Well, now that everything is hunky-dory and we all have equal rights in every area including voting rights, why not repeal the ruling that requires certain states, including all of the former Confederacy, to report all changes in election practices to the Department of Justice for approval, because in the past (certainly not today) they were guilty of the most racist practices in the country.
And if that is true, then Jill Stein won the presidency and now occupies the oval office.
Indeed, racist practices characterize most every state in the Union. Ohio's have been egregious, as reported over the preceding twelve years. In Nebraska, former ES&S CEO Chuck Hagel stepped down only to run for the Republican senatorial seat and miraculously swept all of the all-black neighborhoods that normally voted Democratic, to put it mildly.
In Harlem in the 2008 election some precincts delivered zero Democratic votes and in others Clinton triumphed, which is a bit hard to believe. A black man who lived in New Jersey gave me a pathetic look when I asked him how it was to vote there.
In Florida, only five counties require preclearance before changing electoral policies, where statewide in the 2000 presidential election at least 50,760 blacks were illegally labeled as felons and turned away from the polls. Other black high school graduates, excited about their first chance to vote, never got to. Roadblocks were set up, polls in black districts closed early, and so on. The situation in Ohio mirrored this miasma at least partly because J. Kenneth Blackwell worked as an election operative in the Sunshine State in 2000 before becoming secretary of state who presided over the 2004 presidential election there.
But did you know, did you know, that Section 5 also applies to Arizona and Alaska, as well as some counties in California, New York, and South Dakota, as well as some townships in Michigan and . . . in New Hampshire?

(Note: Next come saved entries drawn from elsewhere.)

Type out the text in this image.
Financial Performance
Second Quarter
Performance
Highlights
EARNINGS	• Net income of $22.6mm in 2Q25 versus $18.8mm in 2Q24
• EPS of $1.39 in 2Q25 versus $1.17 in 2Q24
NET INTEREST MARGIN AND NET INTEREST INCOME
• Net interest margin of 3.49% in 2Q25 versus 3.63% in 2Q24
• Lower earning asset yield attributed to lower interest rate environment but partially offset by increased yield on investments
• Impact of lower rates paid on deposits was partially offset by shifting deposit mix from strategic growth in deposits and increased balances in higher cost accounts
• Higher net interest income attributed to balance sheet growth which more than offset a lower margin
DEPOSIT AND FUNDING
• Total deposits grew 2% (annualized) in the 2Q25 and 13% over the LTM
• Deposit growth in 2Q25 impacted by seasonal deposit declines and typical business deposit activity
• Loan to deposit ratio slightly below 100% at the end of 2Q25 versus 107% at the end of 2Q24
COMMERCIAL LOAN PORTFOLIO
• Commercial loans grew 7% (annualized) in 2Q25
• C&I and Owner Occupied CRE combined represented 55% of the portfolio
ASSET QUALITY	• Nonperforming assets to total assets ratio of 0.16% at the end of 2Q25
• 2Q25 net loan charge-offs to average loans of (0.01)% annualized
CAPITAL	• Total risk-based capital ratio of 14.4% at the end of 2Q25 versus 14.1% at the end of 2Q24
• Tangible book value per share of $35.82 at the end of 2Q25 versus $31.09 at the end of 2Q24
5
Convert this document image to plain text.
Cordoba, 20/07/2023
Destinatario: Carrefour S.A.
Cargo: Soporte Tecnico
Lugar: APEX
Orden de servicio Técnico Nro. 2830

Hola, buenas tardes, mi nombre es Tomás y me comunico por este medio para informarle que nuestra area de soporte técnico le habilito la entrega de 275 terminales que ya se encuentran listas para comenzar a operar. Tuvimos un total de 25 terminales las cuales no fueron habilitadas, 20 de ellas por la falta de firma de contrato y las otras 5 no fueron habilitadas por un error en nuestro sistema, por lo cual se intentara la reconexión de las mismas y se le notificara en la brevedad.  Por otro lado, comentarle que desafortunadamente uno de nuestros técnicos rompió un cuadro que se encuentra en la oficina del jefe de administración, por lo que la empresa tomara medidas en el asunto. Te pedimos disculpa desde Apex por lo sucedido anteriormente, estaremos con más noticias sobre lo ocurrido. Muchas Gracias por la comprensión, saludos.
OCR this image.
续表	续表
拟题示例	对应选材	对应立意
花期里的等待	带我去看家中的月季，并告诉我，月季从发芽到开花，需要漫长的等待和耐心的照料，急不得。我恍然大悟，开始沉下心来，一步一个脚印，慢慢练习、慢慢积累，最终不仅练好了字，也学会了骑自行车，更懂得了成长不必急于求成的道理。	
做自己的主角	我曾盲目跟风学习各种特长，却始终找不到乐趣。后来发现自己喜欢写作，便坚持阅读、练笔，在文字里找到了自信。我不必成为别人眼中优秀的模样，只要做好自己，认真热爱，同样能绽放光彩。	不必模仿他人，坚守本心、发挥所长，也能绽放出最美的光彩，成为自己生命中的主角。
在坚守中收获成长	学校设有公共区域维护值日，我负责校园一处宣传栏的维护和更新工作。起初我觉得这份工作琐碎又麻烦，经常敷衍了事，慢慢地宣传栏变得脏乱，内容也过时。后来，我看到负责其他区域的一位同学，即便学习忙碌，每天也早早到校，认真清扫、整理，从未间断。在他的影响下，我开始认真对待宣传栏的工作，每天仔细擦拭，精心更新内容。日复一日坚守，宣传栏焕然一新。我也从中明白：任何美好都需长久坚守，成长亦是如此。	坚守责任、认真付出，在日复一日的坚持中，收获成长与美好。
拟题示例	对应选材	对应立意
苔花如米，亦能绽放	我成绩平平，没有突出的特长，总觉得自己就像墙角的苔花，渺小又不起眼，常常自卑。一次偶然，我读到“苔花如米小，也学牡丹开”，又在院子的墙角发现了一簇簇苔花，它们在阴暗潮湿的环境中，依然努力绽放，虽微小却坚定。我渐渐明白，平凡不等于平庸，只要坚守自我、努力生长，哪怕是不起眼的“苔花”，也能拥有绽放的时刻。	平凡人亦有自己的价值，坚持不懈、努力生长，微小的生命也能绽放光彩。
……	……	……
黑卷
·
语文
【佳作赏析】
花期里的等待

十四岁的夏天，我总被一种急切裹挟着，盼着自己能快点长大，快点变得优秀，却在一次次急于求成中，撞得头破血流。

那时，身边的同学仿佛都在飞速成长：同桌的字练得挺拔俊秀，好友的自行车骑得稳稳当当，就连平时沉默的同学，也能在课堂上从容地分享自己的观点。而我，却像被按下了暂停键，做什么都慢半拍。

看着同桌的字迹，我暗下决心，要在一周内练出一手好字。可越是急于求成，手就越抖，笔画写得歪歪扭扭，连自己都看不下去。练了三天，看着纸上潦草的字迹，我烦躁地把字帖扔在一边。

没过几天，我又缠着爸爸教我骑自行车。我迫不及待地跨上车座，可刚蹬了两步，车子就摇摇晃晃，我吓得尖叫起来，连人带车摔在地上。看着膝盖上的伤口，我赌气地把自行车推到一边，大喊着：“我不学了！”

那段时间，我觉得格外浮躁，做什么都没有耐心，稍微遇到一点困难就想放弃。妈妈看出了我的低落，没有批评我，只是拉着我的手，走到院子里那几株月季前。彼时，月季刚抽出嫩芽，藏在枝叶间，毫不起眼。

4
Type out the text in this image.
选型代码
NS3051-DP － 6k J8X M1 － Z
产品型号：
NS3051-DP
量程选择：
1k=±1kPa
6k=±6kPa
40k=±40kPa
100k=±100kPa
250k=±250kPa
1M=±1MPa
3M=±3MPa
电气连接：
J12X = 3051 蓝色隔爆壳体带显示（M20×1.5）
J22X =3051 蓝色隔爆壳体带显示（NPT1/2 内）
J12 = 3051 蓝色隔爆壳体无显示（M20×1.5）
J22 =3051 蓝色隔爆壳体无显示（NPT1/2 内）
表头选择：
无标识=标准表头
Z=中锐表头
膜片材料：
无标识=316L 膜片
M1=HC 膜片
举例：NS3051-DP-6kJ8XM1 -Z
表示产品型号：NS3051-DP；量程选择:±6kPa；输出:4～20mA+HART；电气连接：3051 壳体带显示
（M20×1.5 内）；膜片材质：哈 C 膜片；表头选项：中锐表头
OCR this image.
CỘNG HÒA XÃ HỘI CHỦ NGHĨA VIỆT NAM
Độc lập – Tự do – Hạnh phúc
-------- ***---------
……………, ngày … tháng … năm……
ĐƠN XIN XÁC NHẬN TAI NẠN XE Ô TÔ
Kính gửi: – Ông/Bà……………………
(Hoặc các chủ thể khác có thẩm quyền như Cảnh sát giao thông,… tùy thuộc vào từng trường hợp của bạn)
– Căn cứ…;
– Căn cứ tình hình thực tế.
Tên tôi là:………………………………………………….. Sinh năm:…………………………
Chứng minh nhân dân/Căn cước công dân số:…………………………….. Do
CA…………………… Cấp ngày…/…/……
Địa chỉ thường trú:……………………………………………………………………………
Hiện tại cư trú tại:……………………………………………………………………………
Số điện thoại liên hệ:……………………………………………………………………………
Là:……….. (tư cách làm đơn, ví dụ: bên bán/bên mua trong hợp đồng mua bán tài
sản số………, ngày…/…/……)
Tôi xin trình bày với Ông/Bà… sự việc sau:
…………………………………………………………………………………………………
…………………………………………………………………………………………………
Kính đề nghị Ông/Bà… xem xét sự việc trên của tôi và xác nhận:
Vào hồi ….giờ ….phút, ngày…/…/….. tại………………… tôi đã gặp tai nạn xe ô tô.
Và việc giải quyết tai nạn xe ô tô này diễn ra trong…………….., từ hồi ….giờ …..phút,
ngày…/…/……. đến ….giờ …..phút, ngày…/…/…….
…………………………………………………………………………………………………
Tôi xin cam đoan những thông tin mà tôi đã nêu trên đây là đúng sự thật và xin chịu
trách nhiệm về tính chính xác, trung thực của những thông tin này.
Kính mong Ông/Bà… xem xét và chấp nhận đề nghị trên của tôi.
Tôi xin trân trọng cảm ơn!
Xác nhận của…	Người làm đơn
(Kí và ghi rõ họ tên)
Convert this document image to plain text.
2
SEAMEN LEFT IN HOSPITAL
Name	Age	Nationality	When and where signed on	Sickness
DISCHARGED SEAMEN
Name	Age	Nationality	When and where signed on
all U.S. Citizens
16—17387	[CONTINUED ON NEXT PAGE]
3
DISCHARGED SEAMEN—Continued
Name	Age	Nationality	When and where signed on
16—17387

Fine with me. Racist anecdotes cover our country's entire map. For this reason, I suggest that the Supremes extend the preclearance provision nationwide instead of considering the inverse, to lift this cumbersome burden off the innocent shoulders of Yankee as well as Rebel states.
The Pars pro Toto fallacy is actually valid here: if some of the nation is guilty, then we all are, and justifiably so. We must extend justice wherever it is needed. I'd guess racists inhabit all fifty states. Prove me wrong. I hope I'm wrong.
There's another case to be argued by SCOTUS next year. Arizona v InterTribal Council of Arizona will question the rule that all Grand Canyon State citizens who wish to vote must first demonstrate proof of citizenship when registering.
Native Americans having to prove citizenship? That's like requiring a cow to prove that it eats grass when herded to an appropriate meadow. The term Native American
is proof enough.
Sometimes, when preaching to the choir, I say that Hispanic immigration signifies nothing more or less than other native Americans reclaiming land torn from them brutally--did Columbus discover America or ravish it blind?
Today an article in the Nation by Aura Bogado and Voting Rights Watch 2012, and another by Greg Palast, exhort that just because Obama regained the White House we can't rest on our laurels, "we" meaning the Election Integrity movement.